The Food and Drug Administration on Thursday approved a new medication for Amyotrophic Lateral Sclerosis (A.L.S), the debilitating and deadly neurological disorder also known as Lou Gehrig’s Disease. On Friday, the drug’s manufacturer, Amylyx Pharmaceuticals, announced the list price of the drug will be $158,000.

That list price, Pam Belluck of The New York Times notes, is far higher than the annual price of $9,100 to $30,700 recommended by the Institute for Clinical and Economic Review, a nonprofit that evaluates the value of drugs.

“Amylyx officials predicted that most patients would pay little or nothing for the treatment because the company expects insurers, both private and public, to cover it.
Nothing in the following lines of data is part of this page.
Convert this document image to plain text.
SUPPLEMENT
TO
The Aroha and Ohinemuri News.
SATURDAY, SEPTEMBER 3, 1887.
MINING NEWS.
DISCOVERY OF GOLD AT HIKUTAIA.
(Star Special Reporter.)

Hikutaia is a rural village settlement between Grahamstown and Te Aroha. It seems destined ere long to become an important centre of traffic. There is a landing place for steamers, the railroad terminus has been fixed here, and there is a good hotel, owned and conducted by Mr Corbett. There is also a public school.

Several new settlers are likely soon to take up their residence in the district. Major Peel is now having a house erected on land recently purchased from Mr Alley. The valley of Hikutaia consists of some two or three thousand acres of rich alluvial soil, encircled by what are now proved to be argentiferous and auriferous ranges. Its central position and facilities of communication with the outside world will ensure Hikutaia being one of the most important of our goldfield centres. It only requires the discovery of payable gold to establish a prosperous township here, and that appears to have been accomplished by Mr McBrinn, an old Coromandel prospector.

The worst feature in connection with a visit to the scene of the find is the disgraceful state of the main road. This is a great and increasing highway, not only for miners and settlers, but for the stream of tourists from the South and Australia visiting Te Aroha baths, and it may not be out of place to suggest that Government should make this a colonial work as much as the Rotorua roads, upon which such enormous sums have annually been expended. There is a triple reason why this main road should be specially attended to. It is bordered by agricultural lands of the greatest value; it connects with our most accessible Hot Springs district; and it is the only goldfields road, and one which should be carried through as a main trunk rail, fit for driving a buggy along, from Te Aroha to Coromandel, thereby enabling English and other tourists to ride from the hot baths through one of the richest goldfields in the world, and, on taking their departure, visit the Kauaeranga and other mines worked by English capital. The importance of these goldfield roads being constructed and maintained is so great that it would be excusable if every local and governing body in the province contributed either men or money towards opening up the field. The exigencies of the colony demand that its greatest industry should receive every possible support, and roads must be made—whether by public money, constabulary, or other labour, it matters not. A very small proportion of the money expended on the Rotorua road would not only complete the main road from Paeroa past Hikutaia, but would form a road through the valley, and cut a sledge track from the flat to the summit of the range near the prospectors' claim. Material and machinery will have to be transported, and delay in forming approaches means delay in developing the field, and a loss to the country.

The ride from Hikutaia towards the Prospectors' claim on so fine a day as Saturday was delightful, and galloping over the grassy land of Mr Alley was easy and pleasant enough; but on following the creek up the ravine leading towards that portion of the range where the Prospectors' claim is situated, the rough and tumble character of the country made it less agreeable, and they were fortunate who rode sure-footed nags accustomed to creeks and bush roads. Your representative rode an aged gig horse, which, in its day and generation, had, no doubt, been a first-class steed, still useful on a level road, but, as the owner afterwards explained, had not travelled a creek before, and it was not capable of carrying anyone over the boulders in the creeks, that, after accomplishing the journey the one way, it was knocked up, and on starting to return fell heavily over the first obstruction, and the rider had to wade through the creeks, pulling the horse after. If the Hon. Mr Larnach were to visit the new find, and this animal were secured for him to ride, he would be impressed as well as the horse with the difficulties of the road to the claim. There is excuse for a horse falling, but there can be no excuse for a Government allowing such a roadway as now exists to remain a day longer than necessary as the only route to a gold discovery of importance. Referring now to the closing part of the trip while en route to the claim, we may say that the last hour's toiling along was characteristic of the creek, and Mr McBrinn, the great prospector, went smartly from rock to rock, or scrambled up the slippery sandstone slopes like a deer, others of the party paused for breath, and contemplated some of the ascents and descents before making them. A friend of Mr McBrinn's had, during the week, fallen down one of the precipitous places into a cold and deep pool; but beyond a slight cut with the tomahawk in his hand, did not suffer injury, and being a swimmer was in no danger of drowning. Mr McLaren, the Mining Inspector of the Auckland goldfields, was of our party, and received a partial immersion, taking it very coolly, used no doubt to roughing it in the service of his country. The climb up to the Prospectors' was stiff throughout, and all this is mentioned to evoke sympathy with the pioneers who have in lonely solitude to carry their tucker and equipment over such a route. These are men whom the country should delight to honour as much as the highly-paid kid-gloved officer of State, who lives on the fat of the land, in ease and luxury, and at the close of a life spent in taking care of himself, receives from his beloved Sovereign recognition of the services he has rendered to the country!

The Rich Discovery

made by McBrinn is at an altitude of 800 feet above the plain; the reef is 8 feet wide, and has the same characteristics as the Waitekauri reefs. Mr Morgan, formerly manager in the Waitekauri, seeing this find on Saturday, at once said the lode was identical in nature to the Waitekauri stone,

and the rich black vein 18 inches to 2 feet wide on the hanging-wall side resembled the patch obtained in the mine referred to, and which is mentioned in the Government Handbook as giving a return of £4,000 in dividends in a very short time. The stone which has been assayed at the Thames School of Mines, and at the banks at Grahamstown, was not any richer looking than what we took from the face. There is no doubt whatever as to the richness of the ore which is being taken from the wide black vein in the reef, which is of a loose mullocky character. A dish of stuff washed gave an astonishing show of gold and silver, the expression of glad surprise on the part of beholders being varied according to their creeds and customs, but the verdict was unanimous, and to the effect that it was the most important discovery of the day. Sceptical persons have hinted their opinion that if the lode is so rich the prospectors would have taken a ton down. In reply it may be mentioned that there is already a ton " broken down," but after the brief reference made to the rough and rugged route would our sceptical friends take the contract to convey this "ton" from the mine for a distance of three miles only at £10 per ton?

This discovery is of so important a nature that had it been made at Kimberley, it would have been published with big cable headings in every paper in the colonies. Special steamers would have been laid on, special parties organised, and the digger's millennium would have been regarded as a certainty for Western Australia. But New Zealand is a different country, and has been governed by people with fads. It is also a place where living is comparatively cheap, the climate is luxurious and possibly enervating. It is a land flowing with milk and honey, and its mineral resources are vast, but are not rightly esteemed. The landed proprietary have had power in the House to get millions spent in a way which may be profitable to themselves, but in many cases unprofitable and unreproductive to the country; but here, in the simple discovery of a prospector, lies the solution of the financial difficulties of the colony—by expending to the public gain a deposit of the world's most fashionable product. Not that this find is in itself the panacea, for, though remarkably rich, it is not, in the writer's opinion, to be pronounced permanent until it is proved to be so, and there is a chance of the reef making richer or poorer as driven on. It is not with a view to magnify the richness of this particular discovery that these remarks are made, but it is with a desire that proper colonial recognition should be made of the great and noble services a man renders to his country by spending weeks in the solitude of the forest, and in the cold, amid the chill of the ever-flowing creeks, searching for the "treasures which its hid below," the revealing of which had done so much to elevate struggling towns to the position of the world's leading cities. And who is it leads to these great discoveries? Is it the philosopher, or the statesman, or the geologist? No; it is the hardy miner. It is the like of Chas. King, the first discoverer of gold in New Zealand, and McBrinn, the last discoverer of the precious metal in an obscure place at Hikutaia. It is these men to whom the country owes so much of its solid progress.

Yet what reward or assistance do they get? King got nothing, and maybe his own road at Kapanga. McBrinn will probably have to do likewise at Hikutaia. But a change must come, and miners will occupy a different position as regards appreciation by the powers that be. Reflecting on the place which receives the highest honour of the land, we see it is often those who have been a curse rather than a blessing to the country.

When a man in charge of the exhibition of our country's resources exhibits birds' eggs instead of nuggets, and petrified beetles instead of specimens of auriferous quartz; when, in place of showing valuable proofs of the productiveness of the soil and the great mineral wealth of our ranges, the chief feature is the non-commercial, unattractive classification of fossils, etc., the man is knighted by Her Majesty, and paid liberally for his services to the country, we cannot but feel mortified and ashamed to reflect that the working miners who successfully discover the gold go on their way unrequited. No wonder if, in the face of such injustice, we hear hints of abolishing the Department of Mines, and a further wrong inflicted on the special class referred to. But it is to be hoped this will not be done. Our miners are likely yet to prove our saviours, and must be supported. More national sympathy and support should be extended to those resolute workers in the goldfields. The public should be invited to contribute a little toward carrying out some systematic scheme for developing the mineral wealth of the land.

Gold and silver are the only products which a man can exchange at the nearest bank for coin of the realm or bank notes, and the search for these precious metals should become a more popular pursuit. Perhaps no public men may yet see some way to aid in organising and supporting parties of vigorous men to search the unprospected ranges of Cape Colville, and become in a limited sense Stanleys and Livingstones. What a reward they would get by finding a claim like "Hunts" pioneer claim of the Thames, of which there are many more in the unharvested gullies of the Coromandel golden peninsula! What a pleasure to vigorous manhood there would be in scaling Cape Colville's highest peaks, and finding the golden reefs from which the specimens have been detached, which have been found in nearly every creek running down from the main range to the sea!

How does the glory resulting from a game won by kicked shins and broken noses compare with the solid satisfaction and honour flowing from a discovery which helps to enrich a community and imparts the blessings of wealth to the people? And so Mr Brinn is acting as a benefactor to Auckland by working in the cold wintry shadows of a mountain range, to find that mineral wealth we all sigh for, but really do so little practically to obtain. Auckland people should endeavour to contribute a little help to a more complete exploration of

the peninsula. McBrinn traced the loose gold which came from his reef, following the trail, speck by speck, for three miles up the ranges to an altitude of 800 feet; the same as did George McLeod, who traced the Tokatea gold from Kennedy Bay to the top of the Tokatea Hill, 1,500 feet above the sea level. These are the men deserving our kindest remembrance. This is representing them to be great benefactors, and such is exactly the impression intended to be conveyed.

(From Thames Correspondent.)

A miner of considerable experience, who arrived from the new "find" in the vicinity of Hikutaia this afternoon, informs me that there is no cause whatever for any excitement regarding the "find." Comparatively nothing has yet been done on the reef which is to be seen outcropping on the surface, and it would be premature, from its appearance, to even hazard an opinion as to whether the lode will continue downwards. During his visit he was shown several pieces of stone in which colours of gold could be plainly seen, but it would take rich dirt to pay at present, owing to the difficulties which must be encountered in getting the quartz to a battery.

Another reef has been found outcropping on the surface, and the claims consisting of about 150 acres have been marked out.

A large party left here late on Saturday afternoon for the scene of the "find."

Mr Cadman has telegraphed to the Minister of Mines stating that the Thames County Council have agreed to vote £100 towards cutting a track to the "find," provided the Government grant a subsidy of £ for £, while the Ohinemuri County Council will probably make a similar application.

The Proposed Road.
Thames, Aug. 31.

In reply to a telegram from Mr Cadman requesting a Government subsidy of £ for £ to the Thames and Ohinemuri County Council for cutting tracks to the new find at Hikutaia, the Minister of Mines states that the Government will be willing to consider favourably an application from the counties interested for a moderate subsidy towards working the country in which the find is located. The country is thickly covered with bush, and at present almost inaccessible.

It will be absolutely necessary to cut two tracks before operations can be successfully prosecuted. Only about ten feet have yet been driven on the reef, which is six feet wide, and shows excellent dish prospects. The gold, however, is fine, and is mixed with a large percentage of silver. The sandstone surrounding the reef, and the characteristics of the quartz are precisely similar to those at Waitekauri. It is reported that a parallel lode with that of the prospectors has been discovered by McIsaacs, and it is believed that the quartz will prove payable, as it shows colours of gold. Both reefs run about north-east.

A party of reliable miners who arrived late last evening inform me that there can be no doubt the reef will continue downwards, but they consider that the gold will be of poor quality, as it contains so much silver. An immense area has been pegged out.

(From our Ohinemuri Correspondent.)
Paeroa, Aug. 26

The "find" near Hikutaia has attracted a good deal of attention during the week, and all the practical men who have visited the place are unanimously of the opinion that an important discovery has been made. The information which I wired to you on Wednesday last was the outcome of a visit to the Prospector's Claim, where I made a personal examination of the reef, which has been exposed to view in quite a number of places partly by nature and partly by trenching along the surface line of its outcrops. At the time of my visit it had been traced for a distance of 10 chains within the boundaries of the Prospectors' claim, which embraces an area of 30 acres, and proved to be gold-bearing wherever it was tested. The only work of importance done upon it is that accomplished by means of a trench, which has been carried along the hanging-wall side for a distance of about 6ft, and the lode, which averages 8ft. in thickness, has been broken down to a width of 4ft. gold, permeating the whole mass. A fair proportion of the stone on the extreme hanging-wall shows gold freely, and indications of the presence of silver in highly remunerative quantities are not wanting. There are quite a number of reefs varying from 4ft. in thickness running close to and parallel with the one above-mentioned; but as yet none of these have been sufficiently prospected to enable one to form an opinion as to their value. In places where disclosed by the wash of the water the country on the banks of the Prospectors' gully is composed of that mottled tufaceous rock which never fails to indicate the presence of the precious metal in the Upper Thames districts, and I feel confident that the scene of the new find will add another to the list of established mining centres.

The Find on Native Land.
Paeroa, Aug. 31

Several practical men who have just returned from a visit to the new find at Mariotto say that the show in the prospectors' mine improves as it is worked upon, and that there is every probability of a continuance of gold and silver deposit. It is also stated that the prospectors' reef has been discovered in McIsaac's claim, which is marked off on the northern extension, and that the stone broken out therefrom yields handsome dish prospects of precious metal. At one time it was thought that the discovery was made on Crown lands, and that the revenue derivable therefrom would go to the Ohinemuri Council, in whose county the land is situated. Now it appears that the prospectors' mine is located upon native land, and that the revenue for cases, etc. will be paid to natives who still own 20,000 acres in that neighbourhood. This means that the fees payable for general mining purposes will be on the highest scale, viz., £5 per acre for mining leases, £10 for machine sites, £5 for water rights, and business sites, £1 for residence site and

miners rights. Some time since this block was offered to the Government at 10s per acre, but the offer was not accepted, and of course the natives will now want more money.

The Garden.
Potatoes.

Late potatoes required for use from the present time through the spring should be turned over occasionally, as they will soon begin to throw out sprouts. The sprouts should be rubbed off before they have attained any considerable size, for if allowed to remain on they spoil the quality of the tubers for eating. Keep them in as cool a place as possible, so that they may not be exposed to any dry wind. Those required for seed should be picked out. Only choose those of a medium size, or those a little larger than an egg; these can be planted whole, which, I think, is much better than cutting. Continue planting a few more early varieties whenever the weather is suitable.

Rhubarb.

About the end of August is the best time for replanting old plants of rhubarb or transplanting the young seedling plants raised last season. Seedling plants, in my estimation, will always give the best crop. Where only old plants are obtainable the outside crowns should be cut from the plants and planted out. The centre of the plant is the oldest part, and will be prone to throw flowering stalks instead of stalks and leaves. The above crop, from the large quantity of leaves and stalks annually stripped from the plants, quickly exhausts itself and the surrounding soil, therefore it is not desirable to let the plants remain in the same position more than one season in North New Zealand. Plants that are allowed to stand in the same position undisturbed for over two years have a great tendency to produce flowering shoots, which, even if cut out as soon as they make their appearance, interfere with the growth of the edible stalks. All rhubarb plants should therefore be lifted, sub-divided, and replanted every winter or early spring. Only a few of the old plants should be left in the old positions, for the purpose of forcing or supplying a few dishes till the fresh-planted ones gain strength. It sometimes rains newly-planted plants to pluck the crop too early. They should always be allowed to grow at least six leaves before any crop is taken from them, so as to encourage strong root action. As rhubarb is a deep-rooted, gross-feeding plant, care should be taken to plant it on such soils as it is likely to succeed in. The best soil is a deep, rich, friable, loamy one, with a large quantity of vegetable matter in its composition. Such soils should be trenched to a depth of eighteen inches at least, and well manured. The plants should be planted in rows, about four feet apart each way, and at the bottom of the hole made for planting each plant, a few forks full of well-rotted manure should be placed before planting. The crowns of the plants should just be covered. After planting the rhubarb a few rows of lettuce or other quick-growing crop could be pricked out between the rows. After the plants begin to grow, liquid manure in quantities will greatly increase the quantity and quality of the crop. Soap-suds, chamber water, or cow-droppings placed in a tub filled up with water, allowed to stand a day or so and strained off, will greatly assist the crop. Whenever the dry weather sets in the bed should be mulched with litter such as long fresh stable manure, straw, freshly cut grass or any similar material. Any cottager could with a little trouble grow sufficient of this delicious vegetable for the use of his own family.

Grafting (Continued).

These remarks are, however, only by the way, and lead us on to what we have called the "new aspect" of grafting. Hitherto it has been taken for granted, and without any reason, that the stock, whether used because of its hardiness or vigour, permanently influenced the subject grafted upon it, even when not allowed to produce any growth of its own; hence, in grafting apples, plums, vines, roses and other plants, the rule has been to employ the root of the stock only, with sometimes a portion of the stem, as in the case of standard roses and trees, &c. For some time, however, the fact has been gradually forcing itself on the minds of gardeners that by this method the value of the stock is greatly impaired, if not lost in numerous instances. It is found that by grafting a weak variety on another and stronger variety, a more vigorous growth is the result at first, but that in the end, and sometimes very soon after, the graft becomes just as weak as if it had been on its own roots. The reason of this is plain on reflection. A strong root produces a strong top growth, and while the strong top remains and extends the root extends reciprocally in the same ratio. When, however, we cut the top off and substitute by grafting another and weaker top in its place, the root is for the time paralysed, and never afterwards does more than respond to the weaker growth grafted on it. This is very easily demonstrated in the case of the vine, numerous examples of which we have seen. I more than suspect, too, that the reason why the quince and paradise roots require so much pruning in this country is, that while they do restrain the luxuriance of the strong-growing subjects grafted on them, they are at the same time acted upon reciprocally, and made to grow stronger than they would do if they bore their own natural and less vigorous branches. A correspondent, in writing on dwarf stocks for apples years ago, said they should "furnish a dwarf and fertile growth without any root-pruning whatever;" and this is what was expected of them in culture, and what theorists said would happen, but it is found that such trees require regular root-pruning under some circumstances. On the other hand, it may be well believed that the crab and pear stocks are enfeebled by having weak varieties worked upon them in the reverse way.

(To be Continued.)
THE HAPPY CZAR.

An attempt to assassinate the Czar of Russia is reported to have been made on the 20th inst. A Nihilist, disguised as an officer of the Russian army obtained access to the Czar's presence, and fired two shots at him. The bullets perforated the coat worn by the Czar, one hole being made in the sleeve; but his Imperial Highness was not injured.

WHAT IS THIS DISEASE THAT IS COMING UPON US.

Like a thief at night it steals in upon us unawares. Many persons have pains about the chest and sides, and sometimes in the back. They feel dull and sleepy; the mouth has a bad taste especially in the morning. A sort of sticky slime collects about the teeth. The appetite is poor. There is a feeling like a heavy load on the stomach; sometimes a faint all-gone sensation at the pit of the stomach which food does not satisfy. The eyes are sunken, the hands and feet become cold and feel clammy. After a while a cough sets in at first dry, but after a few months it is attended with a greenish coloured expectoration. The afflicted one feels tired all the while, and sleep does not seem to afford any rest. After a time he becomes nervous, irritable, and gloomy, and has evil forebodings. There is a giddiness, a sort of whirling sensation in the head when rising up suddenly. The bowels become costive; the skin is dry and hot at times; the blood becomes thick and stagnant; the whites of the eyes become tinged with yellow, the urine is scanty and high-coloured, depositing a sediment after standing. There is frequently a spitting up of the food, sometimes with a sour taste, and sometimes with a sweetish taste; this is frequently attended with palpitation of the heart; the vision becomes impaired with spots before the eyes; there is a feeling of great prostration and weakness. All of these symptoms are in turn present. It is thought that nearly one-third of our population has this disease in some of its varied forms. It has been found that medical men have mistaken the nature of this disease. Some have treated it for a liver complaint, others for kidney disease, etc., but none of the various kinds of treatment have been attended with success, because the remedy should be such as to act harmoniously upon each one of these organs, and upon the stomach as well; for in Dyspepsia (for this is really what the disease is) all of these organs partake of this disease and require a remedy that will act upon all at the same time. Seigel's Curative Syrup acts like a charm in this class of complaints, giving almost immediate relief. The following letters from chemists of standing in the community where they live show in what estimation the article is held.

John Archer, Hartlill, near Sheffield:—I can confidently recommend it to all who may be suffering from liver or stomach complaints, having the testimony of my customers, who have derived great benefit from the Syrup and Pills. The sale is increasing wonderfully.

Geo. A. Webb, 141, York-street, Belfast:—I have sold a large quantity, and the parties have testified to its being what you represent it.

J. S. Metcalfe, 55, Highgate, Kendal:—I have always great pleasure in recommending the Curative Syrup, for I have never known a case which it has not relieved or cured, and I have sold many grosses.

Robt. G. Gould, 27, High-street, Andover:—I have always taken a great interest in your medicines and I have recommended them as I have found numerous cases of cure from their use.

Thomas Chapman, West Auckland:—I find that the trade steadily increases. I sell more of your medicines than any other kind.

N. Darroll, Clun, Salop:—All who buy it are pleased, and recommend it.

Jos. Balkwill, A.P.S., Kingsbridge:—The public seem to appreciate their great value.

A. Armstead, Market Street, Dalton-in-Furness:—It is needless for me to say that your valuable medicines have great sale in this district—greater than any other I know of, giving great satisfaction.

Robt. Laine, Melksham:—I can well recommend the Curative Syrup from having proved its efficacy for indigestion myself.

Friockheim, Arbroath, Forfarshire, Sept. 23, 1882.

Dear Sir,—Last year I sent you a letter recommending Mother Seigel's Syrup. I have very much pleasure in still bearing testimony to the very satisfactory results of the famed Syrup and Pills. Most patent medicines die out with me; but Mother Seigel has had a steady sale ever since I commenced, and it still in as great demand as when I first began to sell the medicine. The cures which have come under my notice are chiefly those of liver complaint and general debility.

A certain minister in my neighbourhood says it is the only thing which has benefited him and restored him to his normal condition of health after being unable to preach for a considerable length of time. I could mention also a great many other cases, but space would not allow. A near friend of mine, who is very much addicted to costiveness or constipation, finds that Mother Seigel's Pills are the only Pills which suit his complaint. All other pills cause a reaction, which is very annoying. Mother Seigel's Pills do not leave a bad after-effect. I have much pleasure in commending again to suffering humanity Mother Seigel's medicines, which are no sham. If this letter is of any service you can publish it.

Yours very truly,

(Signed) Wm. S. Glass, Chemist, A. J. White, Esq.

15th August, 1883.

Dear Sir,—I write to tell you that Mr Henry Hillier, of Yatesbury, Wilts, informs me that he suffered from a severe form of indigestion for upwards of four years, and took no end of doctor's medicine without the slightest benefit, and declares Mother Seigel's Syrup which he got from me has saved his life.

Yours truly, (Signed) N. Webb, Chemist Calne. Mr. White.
Amylyx plans to provide it free to uninsured patients experiencing financial hardship,” Belluck reports.

She adds that the new drug, to be marketed under the name Relyvrio, was approved by the FDA “even though the agency’s analysis concluded there was not yet sufficient evidence that the medication could help patients live longer or slow the rate at which they lose functions like muscle control, speaking or breathing without assistance.”

The agency said the approval was merited even without additional evidence of the drug’s effectiveness because the medication is considered safe and “given the serious and life-threatening nature of A.L.S. and the substantial unmet need, this level of uncertainty is acceptable in this instance.”
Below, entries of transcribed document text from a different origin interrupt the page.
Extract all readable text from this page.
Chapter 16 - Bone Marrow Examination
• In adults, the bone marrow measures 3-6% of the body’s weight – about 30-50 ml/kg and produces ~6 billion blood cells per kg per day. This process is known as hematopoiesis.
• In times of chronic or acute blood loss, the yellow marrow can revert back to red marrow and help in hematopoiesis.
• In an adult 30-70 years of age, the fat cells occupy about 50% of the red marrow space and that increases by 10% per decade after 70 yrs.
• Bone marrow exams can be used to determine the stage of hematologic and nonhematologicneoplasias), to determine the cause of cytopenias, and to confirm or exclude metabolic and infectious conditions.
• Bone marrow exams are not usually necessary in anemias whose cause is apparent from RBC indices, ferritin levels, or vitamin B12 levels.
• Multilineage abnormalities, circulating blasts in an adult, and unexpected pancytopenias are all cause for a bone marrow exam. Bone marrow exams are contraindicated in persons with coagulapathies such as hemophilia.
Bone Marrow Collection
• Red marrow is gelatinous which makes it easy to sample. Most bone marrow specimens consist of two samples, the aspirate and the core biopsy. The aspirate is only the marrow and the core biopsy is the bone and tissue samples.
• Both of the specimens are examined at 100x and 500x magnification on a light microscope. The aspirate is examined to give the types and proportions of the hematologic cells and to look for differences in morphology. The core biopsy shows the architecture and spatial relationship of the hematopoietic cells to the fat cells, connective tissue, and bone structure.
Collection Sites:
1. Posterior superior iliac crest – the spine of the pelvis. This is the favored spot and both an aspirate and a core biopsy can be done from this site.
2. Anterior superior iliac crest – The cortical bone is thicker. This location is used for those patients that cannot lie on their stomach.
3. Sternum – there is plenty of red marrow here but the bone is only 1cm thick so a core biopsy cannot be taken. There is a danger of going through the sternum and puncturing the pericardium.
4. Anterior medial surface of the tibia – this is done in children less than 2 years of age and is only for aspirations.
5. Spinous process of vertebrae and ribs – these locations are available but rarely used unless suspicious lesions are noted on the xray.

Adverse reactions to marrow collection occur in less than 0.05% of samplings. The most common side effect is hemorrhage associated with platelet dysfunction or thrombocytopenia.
Amylyx says that there are about 29,000 people living with A.L.S. in the United States and at least 200,000 people with the disease worldwide.

On a related note, the Office of Inspector General at the Department of Health and Human Services said this week that the F.D.A.’s accelerated approval process for drugs raised some concerns.

In a study of the agency’s accelerated approvals, the HHS watchdog found that 34% have at least one confirmatory trial past its planned completion date and four of the 278 drugs granted accelerated approval are five years or more past their original completion dates.

“The accelerated approval pathway holds promise for patients who face serious illnesses where adequate treatments are lacking,” the watchdog report said. “However, for a variety of reasons, sponsors do not always complete trials promptly. This can result in drugs staying on the market-and being administered to patients-for years without the predicted clinical benefit being verified. And insurers-including Medicare and Medicaid-paying billions for treatments that are not verified to have clinical benefit.”

The Office of Inspector General estimated that Medicare and Medicaid spent more than $18 billion from 2018 to 2021 on drugs that had been granted accelerated approval but still had incomplete confirmatory trials past their original completion dates.